Listening to Thierry, looking at the photos, I recognized the Colt for what it is, a work of very fine craftsmanship and an artifact that played an important role in American history. For Thierry and many Frenchmen, it is also the ultimate symbol of the American West. Raised on westerns he watched on French TV, Thierry confided to me how much he regrets not having lived in the days of "How the West was won." He would have loved to cross those wide-open spaces on horseback, his Colt pistol in its tooled leather holster, his Colt rifle attached to the saddle of his mustang. He and millions of other Frenchmen feel that way.

That's why they flock to Disneyland Paris, where, months in advance, they reserve their seats for "Buffalo Bill's Wild West Show," with Mickey and his friends. There, after drinks at Doc Cody's Saloon, visitors to the park settle down for a real Texan meal of spareribs and baked potatoes served up in a cast-iron frying pan.

And once they've put on their souvenir cowboy hats, the show can begin: Buffalo Bill, Annie Oakley, the Rough Riders, Sitting Bull with Mickey, Minnie and Goofy (called "Dingo" in French) thrown in for the Disney touch. For nearly two hours, they shoot, ride, hunt and dance around the campfire, recreating the Far West for an audience of Europeans hungry for the wilderness the way Americans might feel hungry for medieval castles or ancient Roman ruins.

Just a week ago, I had the opportunity to observe that hunger myself, standing in a long line at Quai Branly Museum, the museum of indigenous cultures and civilizations, to see an exhibit devoted to the Indians of the Great Plains. The show was packed and entire families crowded around displays of feathered war bonnets, beaded baby carriers, hide shirts and jackets, tomahawks and peace pipes.

There was even an extravagantly beaded hide jacket worn by Buffalo Bill himself, an iconic name to the French, the man who brought the American frontier home to them. In 1889, he was in Paris with his Wild West Show for the inauguration of the Eiffel Tower and the 100th anniversary of the storming of the Bastille. He returned again in 1905 for a two-month run in Paris, followed by a six-month tour of the rest of France. Back again in 1906, France was the first stop on his final European tour that took him all the way to Ukraine.

Yet, Buffalo Bill was not the first American to tantalize Europeans with the call of the Far West. The very first American to bring his "Indian Gallery" to Europe was a man who hailed, not from the Black Hills of South Dakota, but from the black hills of anthracite. Born in 1796 in Wilkes-Barre and raised on a farm in the Wyoming Valley, George Catlin grew up to become one of America's greatest observers and recorders of Native American life. A true child of the anthracite region of northeastern Pennsylvania, he is also responsible for one of the most fascinating Paris-Pennsylvania connections ever made.

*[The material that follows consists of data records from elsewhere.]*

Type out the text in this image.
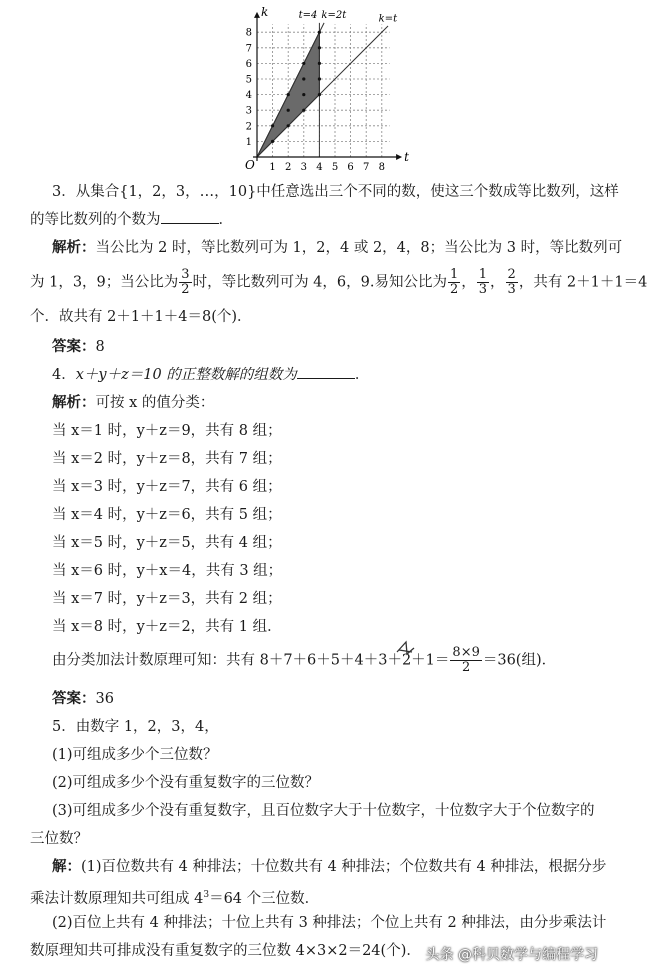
1 2 3 4 5 6 7 8
1
2
3
4
5
6
7
8
t
k
O
t=4 k=2t	k=t
3．从集合{1，2，3，…，10}中任意选出三个不同的数，使这三个数成等比数列，这样
的等比数列的个数为	．
解析：当公比为 2 时，等比数列可为 1，2，4 或 2，4，8；当公比为 3 时，等比数列可
为 1，3，9；当公比为 $\frac{3}{2}$ 时，等比数列可为 4，6，9.易知公比为 $\frac{1}{2}$ ， $\frac{1}{3}$ ， $\frac{2}{3}$ ，共有 2＋1＋1＝4
个．故共有 2＋1＋1＋4＝8(个)．
答案：8
4．x＋y＋z＝10 的正整数解的组数为	．
解析：可按 x 的值分类：
当 x＝1 时，y＋z＝9，共有 8 组；
当 x＝2 时，y＋z＝8，共有 7 组；
当 x＝3 时，y＋z＝7，共有 6 组；
当 x＝4 时，y＋z＝6，共有 5 组；
当 x＝5 时，y＋z＝5，共有 4 组；
当 x＝6 时，y＋x＝4，共有 3 组；
当 x＝7 时，y＋z＝3，共有 2 组；
当 x＝8 时，y＋z＝2，共有 1 组．
由分类加法计数原理可知：共有 $8+7+6+5+4+3+2+1= \frac{8\times 9}{2} =36$(组)．
答案：36
5．由数字 1，2，3，4，
(1)可组成多少个三位数？
(2)可组成多少个没有重复数字的三位数？
(3)可组成多少个没有重复数字，且百位数字大于十位数字，十位数字大于个位数字的
三位数？
解：(1)百位数共有 4 种排法；十位数共有 4 种排法；个位数共有 4 种排法，根据分步
乘法计数原理知共可组成 $4^3=64$ 个三位数．
(2)百位上共有 4 种排法；十位上共有 3 种排法；个位上共有 2 种排法，由分步乘法计
数原理知共可排成没有重复数字的三位数 4×3×2＝24(个)． 头条 @科贝数学与编程学习
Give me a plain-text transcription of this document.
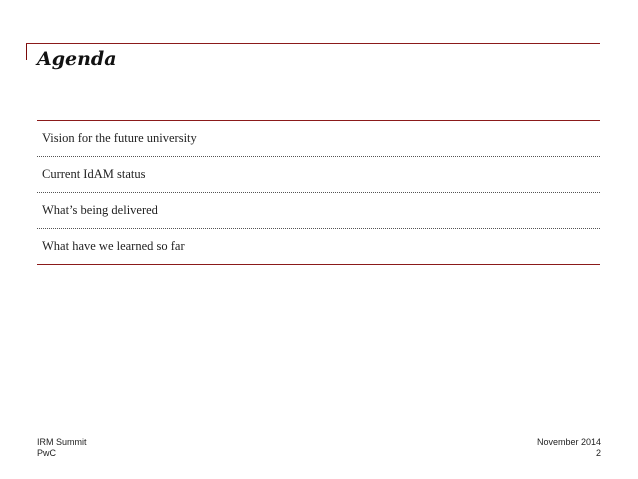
Agenda
Vision for the future university
Current IdAM status
What’s being delivered
What have we learned so far
IRM Summit
PwC
November 2014
2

At a time when his accomplishments as a painter, ethnographer and naturalist went unrecognized in the United States, Catlin was being celebrated throughout Europe and especially in France. In 1845, during a triumphant tour of his Indian Gallery, he was received by King Louis Philippe, who commissioned 14 paintings of Indian life for the historical museum of Versailles. The painter Delacroix visited the gallery to make sketches and the French poets Baudelaire and Rimbaud were inspired by his work.

Back home, the U.S. Congress refused to invest in Catlin's paintings or expeditions because the government considered him hostile to its Indian policy and too sympathetic to his Indian subjects and their lives. Not all Americans, however, felt that way. In 1852, when Catlin set off to South America to paint, his expedition received the support of none other than Sam Colt himself.

Which brings me full circle to the point where this article began: Thierry and his Colt. If any readers have any ideas, suggestions or 1873 Colts to sell, I'll put you in touch with my downstairs neighbor. As for George Catlin, I'll get back to him next month. This Pennsylvanian who joined East and West deserves an article all his own.